The U.S. House of Representatives followed the U.S. Senate’s lead on Friday, 27 March, and passed the USD 2 trillion (EUR 1.81 trillion) Coronavirus Aid Relief and Economic Security (or CARES) Act, a stimulus package that includes hundreds of millions of dollars in aid earmarked for the seafood industry.
U.S. President Donald Trump has indicated he will sign the bill as soon as today.
The legislation includes direct payments of USD 1,200 (EUR 1,080) to millions of U.S. citizens, expanded jobless aid, USD 377 billion (EUR 339.6 billion) in federally guaranteed loans to small businesses, USD 500 billion (EUR 450.4 billion) in government lending for distressed companies, and billions more for hospitals and other businesses and organizations dealing directly with the health aspects of the crisis.
A USD 300 million (EUR 270.3 million) earmark in the bill is aimed at helping fisheries- and aquaculture-related independent operators who are not otherwise covered by agricultural disaster assistance programs, according to National Fisherman. The language in the fisheries portion of the bill stipulates assistance for tribal, subsistence, commercial, and charter fishery participants affected by the novel coronavirus. In order to receive funding, a business must show economic revenue losses greater than 35 percent as compared to its prior five-year average revenue.
Funds may be awarded on a rolling basis “and within a fishing season to ensure rapid delivery of funds,” which will remain available until 30 September, 2021, National Fisherman reported.
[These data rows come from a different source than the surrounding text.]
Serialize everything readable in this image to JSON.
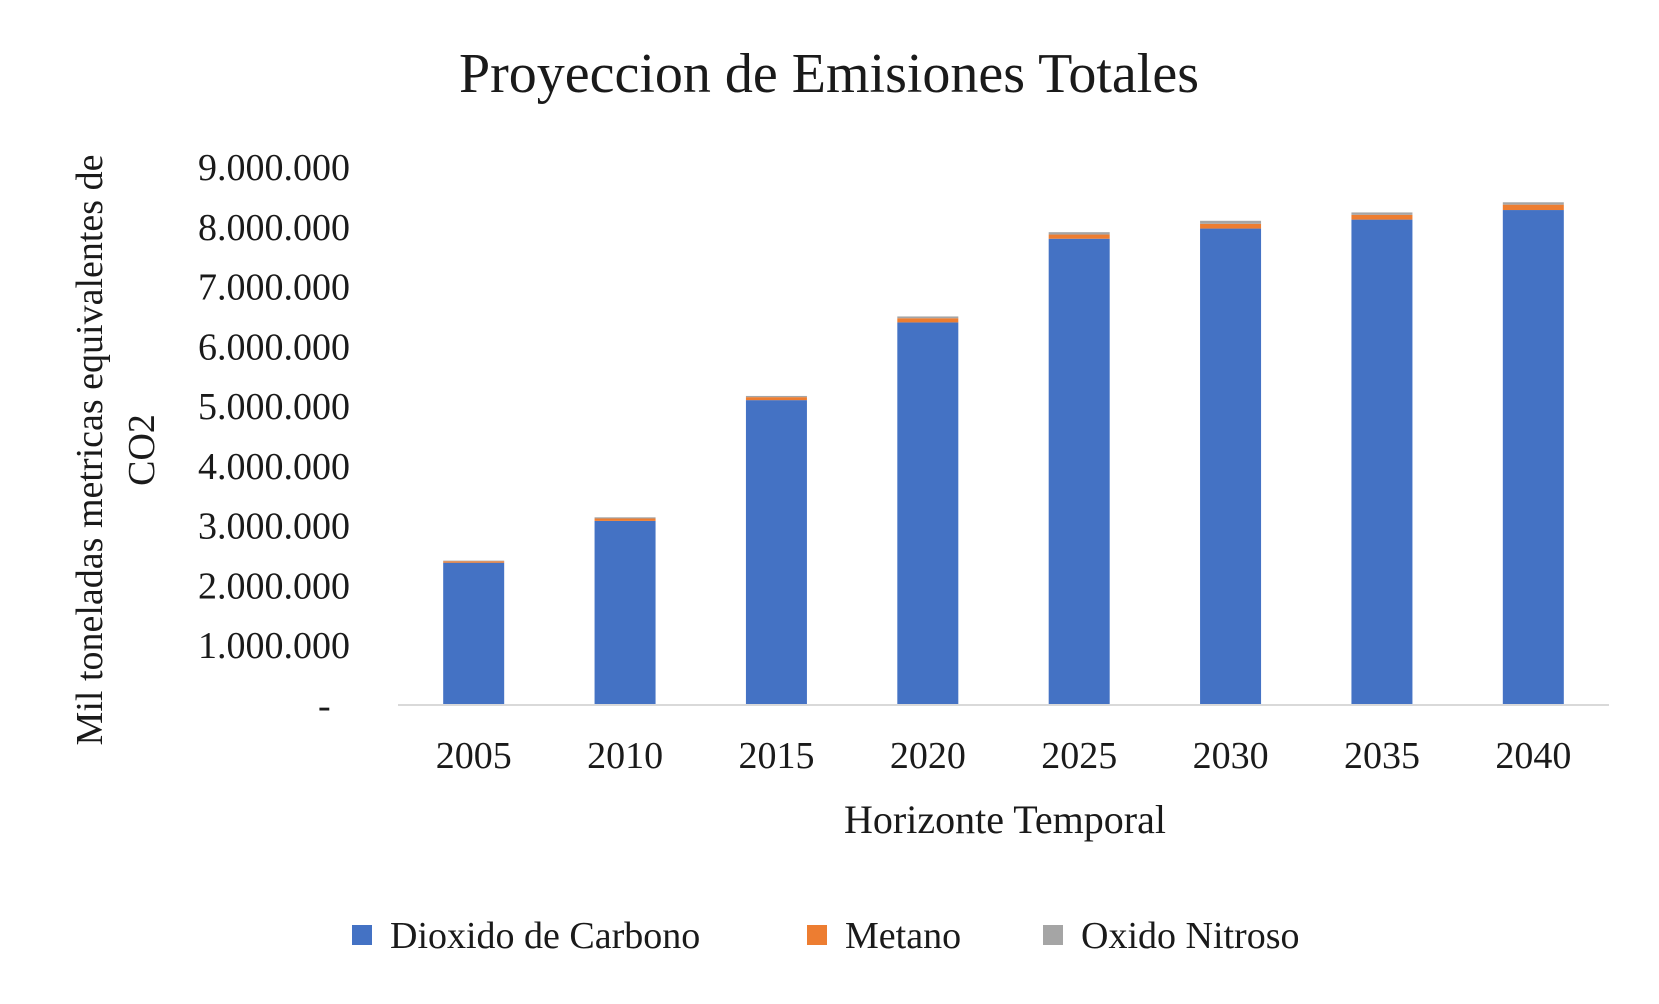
{
  "chart_data": {
    "type": "bar",
    "stacked": true,
    "title": "Proyeccion de Emisiones Totales",
    "xlabel": "Horizonte Temporal",
    "ylabel_lines": [
      "Mil toneladas metricas equivalentes de",
      "CO2"
    ],
    "categories": [
      "2005",
      "2010",
      "2015",
      "2020",
      "2025",
      "2030",
      "2035",
      "2040"
    ],
    "series": [
      {
        "name": "Dioxido de Carbono",
        "color": "#4472C4",
        "values": [
          2380000,
          3080000,
          5100000,
          6400000,
          7800000,
          7970000,
          8120000,
          8280000
        ]
      },
      {
        "name": "Metano",
        "color": "#ED7D31",
        "values": [
          25000,
          40000,
          50000,
          70000,
          70000,
          80000,
          80000,
          90000
        ]
      },
      {
        "name": "Oxido Nitroso",
        "color": "#A5A5A5",
        "values": [
          10000,
          20000,
          20000,
          30000,
          40000,
          50000,
          40000,
          40000
        ]
      }
    ],
    "ylim": [
      0,
      9000000
    ],
    "yticks": [
      0,
      1000000,
      2000000,
      3000000,
      4000000,
      5000000,
      6000000,
      7000000,
      8000000,
      9000000
    ],
    "ytick_labels": [
      "-",
      "1.000.000",
      "2.000.000",
      "3.000.000",
      "4.000.000",
      "5.000.000",
      "6.000.000",
      "7.000.000",
      "8.000.000",
      "9.000.000"
    ],
    "grid": false,
    "legend_position": "bottom"
  }
}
The agency that will oversee applications for relief funds under the Commerce Department is to be determined.
Gavin Gibbons, a spokesperson for the National Fisheries Institute, the largest trade group representing the U.S. seafood industry, said many seafood businesses in the United States are already in need of aid.
“Seafood accounts for more than 1.2 million U.S. jobs from water to table. The men and women working at sea and those farming fish start this complex system and helping them is important. But the relief act also accounts for other workers vital to the fish supply chain, like processing and distribution. It is essential that the entire value chain be helped,” Gibbons said. “It does no good to catch fish if it just sits on the dock.”
Isaak Hurst, the founder and principal attorney at the Seattle, Washington-based International Maritime Group, which provides legal services to the fishing, seafood, maritime and international trade businesses, said the CARES Act will provide the fishing and seafood industry “some real financial help.”
“All in, this is great news for the fishing and seafood industry, especially because ‘fishery participants’ is so broadly defined, which means the potential applicant pool could arguably apply to more than just the fisherman and processors. Indeed, it’s not hard to imagine the swath of seafood businesses that could be classified as ‘other fishery-related businesses,” he told SeafoodSource. “The point being, this legislative ambiguity is great news for distressed businesses that have been negatively impacted by the coronavirus, which is why any individuals or entities in the fishing or seafood industry should jump on this financial opportunity afforded by Congress. It’s rare to get help from Uncle Sam these days and when the money is gone, it’s gone.”
Additional relief will come from the U.S. government in the form of two new exemptions granted by the U.S. Trade Representative on tariffs on tilapia and red swimming crab imported from China. While the USTR had made a point of rejecting seafood-related exclusion requests until the coronavirus crisis, it approved the requests of
Brooklyn, New York-based importer Dagim Tahorim Co. to bring in tilapia, and St. Petersburg, Florida-based Newport International of Tierra Verde’s request to import red swimming crab, without being subject to tariffs.
The benefit of the decisions will be felt by more than those two companies, however. The exclusions can be used by other U.S. companies importing products with the same codes under the harmonized classification system, and the exclusions are retroactive, meaning any company affected by the tariff in the past can apply for reimbursement from the government for duties previously paid.